I actually saw a fellow stay home Dad (and alleged child psychologist) tell a group full of new parents that, "babies with their needs met won't cry."
"What kind of a mind fuck is he trying to put on these poor people?" I thought. Just what new parents need to hear, right? If your kid is crying, you are doing it wrong.
I agree infants need you and need something when they cry. I also know that being a parent who has to get things done around the house means sometimes babies have to cry for a few minutes while you handle the business of taking care of a house, cooking, cleaning and caring for other children. As infants cross into toddlerhood, things change. Their idea of what a "need" is increases drastically and their reaction to those "needs" become more dramatic and much,much louder.
My advice is to do your best to raise a happy child, but don't fret about the cries which are inevitable. I spent the morning cleaning the kitchen while Link cried his eyes out following me around or barricaded within view outside the kitchen so I could mop and sweep (OK, I just swept... sue me). He was happy for a time when he was allowed to help me unload the dishes. Of course, his "help" made the task take me twice as long (which is to be expected) and he didn't understand why I wouldn't let him help me with loading the dirty dishes... so he bawled. He was happy when I put some food and a spoon in front of him and he made a giant mess (a normal, albeit annoying, stage of development), but then he cried while I wiped his face, changed his shirt and cleaned up the debris field. Cleaning had to be done though, and I figure he will cry a lot more if he comes down with an E. Coli infection so I'll lose zero sleep over letting a toddler cry while I clean.
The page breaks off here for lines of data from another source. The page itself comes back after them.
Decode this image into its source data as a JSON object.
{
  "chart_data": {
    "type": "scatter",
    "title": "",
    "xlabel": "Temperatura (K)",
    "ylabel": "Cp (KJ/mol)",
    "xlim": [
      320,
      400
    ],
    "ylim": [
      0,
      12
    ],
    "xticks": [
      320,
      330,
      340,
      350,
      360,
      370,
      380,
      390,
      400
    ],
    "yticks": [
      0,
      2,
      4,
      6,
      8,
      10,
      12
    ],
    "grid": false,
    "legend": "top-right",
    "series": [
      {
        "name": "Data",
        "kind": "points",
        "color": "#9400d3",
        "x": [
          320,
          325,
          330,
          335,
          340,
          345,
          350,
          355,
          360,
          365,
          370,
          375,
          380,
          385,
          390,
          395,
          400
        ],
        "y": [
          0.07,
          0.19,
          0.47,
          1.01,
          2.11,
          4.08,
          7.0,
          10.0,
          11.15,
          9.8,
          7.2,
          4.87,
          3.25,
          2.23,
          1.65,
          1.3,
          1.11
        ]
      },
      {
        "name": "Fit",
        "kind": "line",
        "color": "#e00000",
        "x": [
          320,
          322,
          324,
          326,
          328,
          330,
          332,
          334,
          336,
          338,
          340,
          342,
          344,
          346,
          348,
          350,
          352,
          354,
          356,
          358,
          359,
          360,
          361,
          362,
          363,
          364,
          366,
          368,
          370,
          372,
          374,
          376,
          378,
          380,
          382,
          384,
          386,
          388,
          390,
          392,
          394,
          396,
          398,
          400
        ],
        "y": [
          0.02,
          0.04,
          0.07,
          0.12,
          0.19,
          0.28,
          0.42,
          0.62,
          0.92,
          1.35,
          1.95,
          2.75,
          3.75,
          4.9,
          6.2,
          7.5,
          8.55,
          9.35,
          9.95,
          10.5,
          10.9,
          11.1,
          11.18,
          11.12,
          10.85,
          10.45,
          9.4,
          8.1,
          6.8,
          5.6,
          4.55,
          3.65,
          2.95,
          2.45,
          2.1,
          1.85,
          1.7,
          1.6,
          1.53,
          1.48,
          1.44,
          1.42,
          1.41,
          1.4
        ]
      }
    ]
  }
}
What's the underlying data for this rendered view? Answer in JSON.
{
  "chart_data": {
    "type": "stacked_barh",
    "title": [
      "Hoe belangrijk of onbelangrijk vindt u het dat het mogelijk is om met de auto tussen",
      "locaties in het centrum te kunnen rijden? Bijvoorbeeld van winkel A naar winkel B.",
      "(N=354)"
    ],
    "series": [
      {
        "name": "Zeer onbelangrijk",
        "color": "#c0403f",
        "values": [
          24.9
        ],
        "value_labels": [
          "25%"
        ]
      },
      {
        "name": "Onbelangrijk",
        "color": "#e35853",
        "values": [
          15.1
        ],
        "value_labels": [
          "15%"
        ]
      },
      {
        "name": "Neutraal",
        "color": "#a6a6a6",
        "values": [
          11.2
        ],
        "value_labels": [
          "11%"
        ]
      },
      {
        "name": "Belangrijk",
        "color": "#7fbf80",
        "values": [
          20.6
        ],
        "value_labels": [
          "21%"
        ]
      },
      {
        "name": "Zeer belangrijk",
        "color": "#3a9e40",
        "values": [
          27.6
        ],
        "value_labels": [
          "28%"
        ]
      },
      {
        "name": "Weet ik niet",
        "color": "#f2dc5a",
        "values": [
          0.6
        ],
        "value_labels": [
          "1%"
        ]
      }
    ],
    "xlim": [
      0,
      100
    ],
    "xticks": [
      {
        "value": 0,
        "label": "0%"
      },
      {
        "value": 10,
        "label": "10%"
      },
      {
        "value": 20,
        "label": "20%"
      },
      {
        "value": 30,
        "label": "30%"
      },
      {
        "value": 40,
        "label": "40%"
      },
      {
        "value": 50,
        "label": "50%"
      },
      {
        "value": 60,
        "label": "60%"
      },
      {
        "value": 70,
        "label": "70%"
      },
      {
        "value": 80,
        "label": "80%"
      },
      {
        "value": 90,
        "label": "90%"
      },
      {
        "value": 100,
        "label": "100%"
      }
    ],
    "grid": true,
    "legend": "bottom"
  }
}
You reassure them verbally and you do what you've got to do, but picking up and tending to every "need" of a toddler is impractical, impossible and will soon lead to your own mental breakdown and/or an outbreak of the plague in your house. Don't worry parenting partners, if your baby/toddler is crying it doesn't mean you are doing it wrong. It doesn't mean you are doing it right either, but who can figure that out until the kids leave the house and stay out of a jail for a few years anyway?